A poesia está guardada nas palavras — é tudo que eu sei.
Meu fado é o de não saber quase tudo.
Sobre o nada eu tenho profundidades.
Não tenho conexões com a realidade.
Poderoso para mim não é aquele que descobre ouro.
Para mim poderoso é aquele que descobre as
insignificâncias (do mundo e as nossas).
Por essa pequena sentença me elogiaram de imbecil.
Fiquei emocionado. Sou fraco para elogios.
O poeta matogrossense Manoel de Barros se desconectou
definitivamente da realidade no último dia 13, aos 97 anos.

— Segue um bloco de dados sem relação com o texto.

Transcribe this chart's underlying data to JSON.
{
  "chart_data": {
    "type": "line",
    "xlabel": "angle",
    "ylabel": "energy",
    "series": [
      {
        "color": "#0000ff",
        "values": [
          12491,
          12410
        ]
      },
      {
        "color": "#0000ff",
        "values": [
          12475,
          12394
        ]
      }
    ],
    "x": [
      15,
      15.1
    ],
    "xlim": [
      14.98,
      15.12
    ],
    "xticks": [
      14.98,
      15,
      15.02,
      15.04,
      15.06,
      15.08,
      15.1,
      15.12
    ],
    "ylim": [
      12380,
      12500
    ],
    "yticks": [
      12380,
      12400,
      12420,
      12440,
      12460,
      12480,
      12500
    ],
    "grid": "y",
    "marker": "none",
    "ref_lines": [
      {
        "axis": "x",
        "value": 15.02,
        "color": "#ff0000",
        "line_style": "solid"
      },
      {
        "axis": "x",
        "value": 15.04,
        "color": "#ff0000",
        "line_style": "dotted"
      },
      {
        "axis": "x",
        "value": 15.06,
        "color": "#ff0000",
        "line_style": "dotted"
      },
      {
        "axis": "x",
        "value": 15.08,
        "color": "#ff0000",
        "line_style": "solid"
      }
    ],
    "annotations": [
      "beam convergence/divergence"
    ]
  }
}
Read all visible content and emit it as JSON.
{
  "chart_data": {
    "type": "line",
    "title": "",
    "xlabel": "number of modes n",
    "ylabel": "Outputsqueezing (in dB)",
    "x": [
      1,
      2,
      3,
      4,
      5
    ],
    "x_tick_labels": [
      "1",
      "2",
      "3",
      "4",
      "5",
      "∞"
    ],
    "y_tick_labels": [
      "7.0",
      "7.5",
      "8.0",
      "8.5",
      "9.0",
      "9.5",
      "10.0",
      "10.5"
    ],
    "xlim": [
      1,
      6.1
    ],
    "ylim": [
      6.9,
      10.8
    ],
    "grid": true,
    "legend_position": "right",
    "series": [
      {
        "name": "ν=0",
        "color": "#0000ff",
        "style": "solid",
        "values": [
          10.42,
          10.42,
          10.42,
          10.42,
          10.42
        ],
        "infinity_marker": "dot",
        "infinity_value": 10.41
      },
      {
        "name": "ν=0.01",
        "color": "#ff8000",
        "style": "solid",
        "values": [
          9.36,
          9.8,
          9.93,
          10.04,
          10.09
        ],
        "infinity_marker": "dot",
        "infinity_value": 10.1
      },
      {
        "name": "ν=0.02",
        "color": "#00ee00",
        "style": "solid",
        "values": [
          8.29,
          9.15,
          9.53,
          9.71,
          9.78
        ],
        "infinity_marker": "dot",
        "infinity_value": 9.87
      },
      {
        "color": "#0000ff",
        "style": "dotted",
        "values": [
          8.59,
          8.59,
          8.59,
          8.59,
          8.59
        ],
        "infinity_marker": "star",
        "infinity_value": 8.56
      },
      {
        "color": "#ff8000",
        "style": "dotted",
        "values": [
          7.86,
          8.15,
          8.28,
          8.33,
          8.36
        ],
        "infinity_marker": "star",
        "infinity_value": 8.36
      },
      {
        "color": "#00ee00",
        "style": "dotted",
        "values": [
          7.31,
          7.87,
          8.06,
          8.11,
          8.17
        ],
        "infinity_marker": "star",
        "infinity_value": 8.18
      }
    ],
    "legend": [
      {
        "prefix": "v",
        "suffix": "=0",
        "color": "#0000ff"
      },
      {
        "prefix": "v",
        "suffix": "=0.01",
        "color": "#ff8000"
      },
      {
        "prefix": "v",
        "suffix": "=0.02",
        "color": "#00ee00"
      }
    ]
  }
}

A notícia me
provocou muita emoção!
Quem, agora, perceberá que fazer “poesia é voar fora da asa”? Quem “descobrirá as
insignificâncias do mundo e as nossas”? Quem perceberá que seu “amanhecer vai
ser de noite”? Quem vai “carregar água na peneira”? Quem “fotografará o
silêncio”? Quem estará “aparelhado para gostar de passarinhos”?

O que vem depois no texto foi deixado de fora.